Run `just check` from the repo root.

This auto-regenerates `README.md`, which is the most common CI failure cause. On failure:

- Surface the error verbatim to the user.
- Diagnose the root cause and fix.
- Re-run `just check` until it exits clean.
- Do NOT use `--no-verify`. Do NOT amend the previous commit. Do NOT skip hooks.

## Phase 6 - Diff review + GATE 2

Print:

1. `git status`
2. `git diff --stat`
3. Per-file diffs for: `skills/<name>/SKILL.md`, every changed file under `skills/<name>/references/`, `skills/<name>/CHANGELOG.md`, `README.md`.

Then print this recovery hint **verbatim** immediately above the GATE 2 banner:

```
To discard everything: git restore . && git clean -fd skills/<name>/
```

Then emit the gate banner verbatim:

```
GATE 2 - APPROVE COMMIT + PUSH? (yes / no)
```

Wait for explicit confirmation. Do not commit on ambiguous responses.

## Phase 7 - Commit, push, watch

### Branch guard (run first)

Run `git rev-parse --abbrev-ref HEAD`. If the result is not `main`, print:

```
On branch <X>. Push there and open a PR (recommended) / force-push to main / cancel?
```

- **PR flow (recommended)** -> `git push -u origin <X>`, then `gh pr create` with a body summarizing changes from the Phase 3 report.
- **Force-push to main** -> only if the user explicitly says so. Risks publishing a half-baked skill to ClawHub on every CI run.
- **Cancel** -> stop the run.

### Commit (verbatim HEREDOC pattern)

```bash
git commit -m "$(cat <<'EOF'
<type>(<name>): <one-line summary>

<body if non-trivial>
EOF
)"
```

Type chosen by content:
- `feat` for new sections or new references/
- `fix` for corrections
- `chore` for routine version refreshes
- `docs` for prose-only edits

### Push and watch

- **On `main`**: `git push`, then `gh run watch` on the triggered workflow. On CI failure, surface logs verbatim. Do not auto-retry.
- **On feature branch (PR flow)**: `git push -u origin <branch>` and `gh pr create` already done above. Skip `gh run watch` (CI on PRs is non-publishing).

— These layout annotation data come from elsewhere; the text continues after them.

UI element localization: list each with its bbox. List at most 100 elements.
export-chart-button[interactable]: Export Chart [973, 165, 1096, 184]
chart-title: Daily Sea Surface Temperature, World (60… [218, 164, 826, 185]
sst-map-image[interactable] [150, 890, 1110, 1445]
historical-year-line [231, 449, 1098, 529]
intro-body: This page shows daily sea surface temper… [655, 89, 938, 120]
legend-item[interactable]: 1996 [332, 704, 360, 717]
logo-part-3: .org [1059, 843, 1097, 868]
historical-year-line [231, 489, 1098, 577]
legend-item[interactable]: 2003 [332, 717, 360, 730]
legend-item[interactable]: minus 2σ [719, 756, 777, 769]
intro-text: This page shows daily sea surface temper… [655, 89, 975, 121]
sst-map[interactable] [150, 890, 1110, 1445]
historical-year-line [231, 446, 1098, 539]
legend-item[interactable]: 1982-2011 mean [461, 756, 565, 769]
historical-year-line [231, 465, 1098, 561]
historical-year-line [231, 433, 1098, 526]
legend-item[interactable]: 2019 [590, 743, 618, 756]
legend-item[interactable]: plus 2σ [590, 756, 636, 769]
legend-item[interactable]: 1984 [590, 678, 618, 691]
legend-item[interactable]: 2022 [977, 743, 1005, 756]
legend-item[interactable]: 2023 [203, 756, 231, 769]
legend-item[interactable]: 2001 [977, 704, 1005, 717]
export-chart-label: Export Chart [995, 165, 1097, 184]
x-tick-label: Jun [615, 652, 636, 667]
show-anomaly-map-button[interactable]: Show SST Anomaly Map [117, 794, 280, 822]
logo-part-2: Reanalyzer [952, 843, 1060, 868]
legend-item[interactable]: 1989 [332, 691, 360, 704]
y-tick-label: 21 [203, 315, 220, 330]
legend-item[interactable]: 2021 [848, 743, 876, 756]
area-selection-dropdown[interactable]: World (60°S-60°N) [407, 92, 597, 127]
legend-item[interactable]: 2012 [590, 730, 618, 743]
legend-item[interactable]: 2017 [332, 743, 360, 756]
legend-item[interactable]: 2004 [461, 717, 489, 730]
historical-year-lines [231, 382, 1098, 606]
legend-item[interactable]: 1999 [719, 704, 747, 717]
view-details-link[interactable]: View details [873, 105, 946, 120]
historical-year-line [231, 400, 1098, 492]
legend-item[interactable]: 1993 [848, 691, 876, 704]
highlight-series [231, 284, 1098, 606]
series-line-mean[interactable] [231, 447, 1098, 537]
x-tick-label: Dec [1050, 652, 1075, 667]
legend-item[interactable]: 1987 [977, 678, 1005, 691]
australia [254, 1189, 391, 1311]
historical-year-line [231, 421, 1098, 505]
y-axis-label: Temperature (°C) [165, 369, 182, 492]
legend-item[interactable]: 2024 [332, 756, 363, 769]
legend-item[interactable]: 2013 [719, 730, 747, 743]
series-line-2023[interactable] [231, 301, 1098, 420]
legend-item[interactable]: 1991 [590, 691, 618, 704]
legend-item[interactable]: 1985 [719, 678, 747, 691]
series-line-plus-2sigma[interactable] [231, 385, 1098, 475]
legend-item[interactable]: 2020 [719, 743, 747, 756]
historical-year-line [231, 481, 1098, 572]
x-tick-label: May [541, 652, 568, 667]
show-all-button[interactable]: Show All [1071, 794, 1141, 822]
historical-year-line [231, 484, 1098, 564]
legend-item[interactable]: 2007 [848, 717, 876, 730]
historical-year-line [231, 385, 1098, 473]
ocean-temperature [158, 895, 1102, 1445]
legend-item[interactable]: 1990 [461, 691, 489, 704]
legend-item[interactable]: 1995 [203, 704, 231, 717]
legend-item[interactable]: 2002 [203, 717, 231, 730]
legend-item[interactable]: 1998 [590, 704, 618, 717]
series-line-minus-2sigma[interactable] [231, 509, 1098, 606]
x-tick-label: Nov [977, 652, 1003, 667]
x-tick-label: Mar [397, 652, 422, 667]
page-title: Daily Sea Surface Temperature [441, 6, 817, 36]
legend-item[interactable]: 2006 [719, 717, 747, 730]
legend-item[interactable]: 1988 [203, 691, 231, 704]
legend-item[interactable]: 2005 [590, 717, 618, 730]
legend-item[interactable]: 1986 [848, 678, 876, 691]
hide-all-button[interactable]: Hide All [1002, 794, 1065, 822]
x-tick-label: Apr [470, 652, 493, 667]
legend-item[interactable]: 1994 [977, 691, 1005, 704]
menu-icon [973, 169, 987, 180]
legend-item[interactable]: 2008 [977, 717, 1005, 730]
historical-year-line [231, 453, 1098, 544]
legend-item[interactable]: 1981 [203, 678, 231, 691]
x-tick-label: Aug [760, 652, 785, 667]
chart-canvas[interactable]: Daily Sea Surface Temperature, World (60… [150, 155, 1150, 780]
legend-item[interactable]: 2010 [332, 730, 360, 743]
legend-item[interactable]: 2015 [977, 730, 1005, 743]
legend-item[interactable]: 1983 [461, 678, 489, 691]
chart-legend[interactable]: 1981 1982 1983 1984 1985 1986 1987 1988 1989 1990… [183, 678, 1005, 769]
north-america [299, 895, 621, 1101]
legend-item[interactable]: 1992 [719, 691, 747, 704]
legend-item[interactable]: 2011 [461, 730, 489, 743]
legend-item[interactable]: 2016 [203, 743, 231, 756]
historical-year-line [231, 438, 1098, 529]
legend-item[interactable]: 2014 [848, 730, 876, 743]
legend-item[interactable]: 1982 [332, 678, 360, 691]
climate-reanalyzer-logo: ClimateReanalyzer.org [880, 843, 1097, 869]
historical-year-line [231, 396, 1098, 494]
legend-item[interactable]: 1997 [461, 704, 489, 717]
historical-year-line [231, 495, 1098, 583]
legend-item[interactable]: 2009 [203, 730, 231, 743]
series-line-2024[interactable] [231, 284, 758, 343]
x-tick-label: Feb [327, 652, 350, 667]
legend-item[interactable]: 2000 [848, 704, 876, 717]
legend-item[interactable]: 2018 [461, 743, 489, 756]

After CI green on `main`, optionally verify:

- `gh release view skills-$(git rev-parse --short HEAD)` -> confirm GitHub Release created
- `clawhub view <override-slug-or-folder>` -> confirm ClawHub publish (slug from `CLAWHUB_SLUG_OVERRIDES` in `scripts/generate_readme.py`)

## Done

Report a one-line summary to the user: skill name, version delta, tracked packages updated, CI status.